Time Period3 Months [change]
DirectionMoves Against 
StrengthInsignificant
Accuracy100.0%
ValuesDaily Returns

NOVARTIS CAPITAL P  vs.  Ross Stores

 Performance 
       Timeline  
NOVARTIS CAPITAL P 

Risk-Adjusted Performance

0 of 100

 
Weak
 
Strong
Very Weak
Over the last 90 days NOVARTIS CAPITAL P has generated negative risk-adjusted returns adding no value to investors with long positions. Despite somewhat strong basic indicators, NOVARTIS is not utilizing all of its potentials. The current stock price disturbance, may contribute to short-term losses for the investors.
Ross Stores 

Risk-Adjusted Performance

1 of 100

 
Weak
 
Strong
Weak
Compared to the overall equity markets, risk-adjusted returns on investments in Ross Stores are ranked lower than 1 (%) of all global equities and portfolios over the last 90 days. In spite of comparatively stable basic indicators, Ross Stores is not utilizing all of its potentials. The latest stock price uproar, may contribute to short-horizon losses for the private investors.

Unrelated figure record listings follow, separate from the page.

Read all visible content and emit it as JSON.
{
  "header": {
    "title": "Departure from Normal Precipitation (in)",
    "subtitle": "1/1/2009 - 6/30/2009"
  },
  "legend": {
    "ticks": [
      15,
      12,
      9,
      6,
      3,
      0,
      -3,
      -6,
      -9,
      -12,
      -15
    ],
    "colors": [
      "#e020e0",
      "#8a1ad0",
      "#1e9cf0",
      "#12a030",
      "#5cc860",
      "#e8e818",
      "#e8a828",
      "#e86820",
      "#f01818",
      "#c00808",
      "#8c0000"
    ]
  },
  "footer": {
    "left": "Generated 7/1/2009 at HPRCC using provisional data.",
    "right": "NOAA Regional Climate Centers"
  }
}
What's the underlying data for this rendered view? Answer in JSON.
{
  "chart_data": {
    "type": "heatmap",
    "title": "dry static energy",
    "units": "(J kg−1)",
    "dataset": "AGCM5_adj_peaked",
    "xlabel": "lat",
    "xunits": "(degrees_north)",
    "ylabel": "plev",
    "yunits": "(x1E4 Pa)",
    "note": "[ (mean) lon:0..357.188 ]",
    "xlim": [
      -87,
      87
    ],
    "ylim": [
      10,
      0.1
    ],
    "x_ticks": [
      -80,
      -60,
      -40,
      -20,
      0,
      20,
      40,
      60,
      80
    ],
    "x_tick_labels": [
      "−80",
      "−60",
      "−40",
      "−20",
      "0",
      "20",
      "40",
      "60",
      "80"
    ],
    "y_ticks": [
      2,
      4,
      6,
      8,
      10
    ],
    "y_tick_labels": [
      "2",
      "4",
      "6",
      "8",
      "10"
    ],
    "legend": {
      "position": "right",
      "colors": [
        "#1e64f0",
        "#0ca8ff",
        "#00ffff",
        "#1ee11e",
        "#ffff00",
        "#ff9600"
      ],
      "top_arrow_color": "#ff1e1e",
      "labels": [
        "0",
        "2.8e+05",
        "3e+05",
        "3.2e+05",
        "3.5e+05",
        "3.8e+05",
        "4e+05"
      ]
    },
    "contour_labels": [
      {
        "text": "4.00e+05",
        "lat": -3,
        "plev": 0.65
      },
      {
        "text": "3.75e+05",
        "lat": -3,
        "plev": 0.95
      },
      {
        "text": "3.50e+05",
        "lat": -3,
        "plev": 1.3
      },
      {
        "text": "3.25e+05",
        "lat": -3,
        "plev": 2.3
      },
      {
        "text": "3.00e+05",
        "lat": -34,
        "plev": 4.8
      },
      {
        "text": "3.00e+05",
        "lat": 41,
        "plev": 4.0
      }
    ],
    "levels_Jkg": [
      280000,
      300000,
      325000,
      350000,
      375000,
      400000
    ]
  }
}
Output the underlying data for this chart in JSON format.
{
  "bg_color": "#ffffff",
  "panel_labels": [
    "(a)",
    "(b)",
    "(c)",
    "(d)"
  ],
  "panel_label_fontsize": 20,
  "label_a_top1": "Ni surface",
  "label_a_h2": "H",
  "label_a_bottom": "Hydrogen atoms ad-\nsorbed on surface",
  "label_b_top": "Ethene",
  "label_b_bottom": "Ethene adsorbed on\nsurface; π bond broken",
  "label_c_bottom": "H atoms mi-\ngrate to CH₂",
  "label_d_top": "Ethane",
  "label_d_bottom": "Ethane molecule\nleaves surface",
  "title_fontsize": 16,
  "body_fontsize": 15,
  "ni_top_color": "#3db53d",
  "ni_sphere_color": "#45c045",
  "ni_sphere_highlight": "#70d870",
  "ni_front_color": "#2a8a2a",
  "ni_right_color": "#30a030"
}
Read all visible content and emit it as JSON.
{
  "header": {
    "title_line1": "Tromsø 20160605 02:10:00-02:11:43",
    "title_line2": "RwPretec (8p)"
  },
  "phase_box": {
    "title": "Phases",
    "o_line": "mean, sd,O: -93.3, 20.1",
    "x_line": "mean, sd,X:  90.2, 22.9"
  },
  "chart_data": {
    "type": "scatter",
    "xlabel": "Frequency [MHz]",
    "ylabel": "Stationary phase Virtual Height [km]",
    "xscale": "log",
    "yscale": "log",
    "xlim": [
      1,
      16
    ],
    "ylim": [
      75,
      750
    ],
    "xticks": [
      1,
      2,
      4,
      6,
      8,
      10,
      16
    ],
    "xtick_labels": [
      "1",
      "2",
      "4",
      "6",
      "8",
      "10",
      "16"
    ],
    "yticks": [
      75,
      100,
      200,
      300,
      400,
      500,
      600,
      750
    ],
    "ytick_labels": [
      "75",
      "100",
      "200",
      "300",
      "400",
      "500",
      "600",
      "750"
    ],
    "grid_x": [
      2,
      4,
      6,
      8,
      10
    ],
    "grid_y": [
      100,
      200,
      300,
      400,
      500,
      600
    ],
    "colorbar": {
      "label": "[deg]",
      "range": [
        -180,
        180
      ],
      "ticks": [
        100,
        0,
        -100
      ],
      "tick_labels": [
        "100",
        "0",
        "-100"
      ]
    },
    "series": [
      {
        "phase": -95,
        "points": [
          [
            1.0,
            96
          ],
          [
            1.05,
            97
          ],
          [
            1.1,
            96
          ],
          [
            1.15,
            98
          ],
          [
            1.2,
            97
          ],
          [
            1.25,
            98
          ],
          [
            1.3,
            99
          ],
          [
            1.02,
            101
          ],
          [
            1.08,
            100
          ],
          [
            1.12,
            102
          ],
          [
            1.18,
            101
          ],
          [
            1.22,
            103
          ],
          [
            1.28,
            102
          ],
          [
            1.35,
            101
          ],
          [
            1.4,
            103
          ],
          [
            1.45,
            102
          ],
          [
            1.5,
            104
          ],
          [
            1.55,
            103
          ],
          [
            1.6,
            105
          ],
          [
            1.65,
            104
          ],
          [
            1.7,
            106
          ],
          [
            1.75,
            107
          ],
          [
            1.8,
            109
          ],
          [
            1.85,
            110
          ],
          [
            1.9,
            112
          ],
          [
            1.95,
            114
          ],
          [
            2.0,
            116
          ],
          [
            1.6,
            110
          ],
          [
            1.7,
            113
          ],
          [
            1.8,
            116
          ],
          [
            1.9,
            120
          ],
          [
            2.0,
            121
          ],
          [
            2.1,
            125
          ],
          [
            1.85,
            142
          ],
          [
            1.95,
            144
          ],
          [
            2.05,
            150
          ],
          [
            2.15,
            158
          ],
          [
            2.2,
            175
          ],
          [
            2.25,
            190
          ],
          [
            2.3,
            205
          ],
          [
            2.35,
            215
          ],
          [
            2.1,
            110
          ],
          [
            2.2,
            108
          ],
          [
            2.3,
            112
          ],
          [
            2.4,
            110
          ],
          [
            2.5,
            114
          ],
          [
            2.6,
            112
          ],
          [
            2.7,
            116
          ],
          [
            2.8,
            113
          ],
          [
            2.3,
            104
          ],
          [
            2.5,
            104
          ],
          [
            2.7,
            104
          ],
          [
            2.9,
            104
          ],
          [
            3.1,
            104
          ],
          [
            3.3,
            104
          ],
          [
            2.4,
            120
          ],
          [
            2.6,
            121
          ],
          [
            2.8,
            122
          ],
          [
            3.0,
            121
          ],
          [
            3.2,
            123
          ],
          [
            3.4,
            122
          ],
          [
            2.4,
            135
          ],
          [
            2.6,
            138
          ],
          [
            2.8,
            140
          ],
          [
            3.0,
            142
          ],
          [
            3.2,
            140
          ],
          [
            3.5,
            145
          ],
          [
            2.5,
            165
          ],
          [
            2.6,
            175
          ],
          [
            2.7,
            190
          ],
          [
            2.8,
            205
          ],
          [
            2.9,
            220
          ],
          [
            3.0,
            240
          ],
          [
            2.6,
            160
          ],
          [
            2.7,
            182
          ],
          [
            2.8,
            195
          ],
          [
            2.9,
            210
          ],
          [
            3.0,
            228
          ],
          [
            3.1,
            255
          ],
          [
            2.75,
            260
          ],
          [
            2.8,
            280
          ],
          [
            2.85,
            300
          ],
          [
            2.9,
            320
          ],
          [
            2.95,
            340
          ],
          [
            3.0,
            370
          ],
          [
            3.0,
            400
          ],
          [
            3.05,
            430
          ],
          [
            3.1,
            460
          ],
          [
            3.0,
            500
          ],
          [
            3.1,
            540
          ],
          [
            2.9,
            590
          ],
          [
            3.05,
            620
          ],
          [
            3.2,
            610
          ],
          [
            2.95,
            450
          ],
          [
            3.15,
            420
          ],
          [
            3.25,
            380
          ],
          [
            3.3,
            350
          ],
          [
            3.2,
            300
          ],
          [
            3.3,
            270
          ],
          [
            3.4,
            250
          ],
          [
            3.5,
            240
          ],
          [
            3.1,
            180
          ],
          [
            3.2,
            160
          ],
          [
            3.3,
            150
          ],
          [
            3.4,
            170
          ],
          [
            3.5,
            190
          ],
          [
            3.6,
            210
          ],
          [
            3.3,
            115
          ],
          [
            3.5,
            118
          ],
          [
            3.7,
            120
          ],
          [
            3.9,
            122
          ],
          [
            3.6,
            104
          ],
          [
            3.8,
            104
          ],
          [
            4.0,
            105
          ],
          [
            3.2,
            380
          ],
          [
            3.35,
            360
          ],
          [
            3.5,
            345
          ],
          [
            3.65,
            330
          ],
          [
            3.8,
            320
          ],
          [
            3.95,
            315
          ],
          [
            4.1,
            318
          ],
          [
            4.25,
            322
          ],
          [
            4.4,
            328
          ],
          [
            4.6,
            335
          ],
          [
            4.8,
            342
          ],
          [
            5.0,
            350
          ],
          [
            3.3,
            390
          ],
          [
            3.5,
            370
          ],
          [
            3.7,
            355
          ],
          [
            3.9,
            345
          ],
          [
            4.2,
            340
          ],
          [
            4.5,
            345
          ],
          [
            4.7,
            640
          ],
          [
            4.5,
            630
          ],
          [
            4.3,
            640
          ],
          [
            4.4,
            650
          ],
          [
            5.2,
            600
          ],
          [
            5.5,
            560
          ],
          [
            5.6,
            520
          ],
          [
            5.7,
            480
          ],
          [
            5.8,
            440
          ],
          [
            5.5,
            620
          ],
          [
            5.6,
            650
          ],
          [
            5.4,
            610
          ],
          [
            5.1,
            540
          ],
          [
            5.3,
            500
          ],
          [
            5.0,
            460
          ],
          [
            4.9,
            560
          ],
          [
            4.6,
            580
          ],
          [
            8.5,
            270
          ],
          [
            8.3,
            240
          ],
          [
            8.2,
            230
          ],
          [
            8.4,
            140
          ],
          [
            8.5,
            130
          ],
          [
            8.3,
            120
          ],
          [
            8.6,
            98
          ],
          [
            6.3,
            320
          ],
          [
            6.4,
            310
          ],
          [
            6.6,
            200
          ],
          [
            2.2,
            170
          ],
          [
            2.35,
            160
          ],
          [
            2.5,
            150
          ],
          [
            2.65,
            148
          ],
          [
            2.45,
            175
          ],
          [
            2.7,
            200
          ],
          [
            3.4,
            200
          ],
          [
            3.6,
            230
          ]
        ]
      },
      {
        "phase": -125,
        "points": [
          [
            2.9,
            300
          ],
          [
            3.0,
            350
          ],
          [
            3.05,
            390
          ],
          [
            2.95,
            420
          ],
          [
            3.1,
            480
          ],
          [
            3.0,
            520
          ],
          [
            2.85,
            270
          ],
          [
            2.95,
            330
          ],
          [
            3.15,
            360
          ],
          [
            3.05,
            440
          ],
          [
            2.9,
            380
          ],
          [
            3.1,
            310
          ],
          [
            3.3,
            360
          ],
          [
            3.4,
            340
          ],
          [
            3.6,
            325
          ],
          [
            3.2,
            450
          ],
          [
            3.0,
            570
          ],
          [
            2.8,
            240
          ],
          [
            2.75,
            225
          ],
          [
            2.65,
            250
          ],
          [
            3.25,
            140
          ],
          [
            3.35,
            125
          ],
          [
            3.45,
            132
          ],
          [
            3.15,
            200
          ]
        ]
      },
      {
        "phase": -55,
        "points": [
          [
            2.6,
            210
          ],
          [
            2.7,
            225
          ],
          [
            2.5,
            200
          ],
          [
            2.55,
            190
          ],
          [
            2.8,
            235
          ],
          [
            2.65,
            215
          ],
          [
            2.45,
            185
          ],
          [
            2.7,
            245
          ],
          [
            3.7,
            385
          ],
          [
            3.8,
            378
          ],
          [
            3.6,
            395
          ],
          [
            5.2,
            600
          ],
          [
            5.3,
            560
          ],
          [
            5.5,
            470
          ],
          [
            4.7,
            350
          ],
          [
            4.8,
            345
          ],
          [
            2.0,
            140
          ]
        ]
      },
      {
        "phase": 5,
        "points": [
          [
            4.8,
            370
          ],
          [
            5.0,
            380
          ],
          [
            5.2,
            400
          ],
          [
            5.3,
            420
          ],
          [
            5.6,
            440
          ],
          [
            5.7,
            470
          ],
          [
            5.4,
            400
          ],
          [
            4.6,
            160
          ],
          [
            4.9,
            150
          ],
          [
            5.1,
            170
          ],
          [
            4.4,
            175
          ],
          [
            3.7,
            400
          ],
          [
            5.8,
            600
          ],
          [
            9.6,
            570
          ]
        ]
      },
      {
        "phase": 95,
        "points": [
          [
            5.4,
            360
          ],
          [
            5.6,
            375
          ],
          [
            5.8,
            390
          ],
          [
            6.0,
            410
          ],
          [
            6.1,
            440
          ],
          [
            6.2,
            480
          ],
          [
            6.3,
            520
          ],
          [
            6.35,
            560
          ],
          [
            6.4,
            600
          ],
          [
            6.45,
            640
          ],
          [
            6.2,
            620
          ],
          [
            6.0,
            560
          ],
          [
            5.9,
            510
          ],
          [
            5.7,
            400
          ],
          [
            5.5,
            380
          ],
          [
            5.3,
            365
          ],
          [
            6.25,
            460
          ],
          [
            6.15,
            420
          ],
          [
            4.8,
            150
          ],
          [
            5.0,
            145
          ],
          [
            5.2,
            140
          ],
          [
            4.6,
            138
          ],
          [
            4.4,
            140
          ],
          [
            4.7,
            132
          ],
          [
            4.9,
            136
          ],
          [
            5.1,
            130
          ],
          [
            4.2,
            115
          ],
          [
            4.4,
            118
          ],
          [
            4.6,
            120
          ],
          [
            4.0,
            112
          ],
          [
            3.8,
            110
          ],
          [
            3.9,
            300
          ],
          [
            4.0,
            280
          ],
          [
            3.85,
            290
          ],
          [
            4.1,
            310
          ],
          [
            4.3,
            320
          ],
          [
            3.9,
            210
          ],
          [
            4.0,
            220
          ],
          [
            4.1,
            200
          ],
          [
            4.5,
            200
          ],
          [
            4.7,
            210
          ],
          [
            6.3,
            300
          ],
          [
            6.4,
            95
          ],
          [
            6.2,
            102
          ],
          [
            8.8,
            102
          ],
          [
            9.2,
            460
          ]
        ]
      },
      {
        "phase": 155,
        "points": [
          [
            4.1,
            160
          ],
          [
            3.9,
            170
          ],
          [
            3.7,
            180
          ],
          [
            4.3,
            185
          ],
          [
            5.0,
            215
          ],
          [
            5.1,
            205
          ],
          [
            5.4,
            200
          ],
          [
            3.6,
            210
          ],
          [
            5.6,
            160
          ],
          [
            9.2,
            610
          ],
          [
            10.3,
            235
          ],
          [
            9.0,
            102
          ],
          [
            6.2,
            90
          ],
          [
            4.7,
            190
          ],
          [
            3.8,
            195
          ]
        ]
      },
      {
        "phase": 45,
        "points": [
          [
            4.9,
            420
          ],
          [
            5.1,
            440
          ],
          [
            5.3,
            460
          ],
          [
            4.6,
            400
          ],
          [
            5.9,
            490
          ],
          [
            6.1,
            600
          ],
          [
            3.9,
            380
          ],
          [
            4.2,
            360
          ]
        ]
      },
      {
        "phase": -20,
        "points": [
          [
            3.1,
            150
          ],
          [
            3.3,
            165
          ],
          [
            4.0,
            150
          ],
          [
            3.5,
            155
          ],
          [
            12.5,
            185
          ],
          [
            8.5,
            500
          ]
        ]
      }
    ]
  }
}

NOVARTIS and Ross Stores Volatility Contrast

   Predicted Return Density   
       Returns  

Pair Trading with NOVARTIS and Ross Stores

The main advantage of trading using opposite NOVARTIS and Ross Stores positions is that it hedges away some unsystematic risk. Because of two separate transactions, even if NOVARTIS position performs unexpectedly, Ross Stores can make up some of the losses. Pair trading also minimizes risk from directional movements in the market. For example, if an entire industry or sector drops because of unexpected headlines, the short position in Ross Stores will offset losses from the drop in Ross Stores' long position.
The idea behind NOVARTIS CAPITAL P and Ross Stores pairs trading is to make the combined position market-neutral, meaning the overall market's direction will not affect its win or loss (or potential downside or upside). This can be achieved by designing a pairs trade with two highly correlated stocks or equities that operate in a similar space or sector, making it possible to obtain profits through simple and relatively low-risk investment.
Check out your portfolio center.
Note that this page's information should be used as a complementary analysis to find the right mix of equity instruments to add to your existing portfolios or create a brand new portfolio. You can also try the Bollinger Bands module to use Bollinger Bands indicator to analyze target price for a given investing horizon.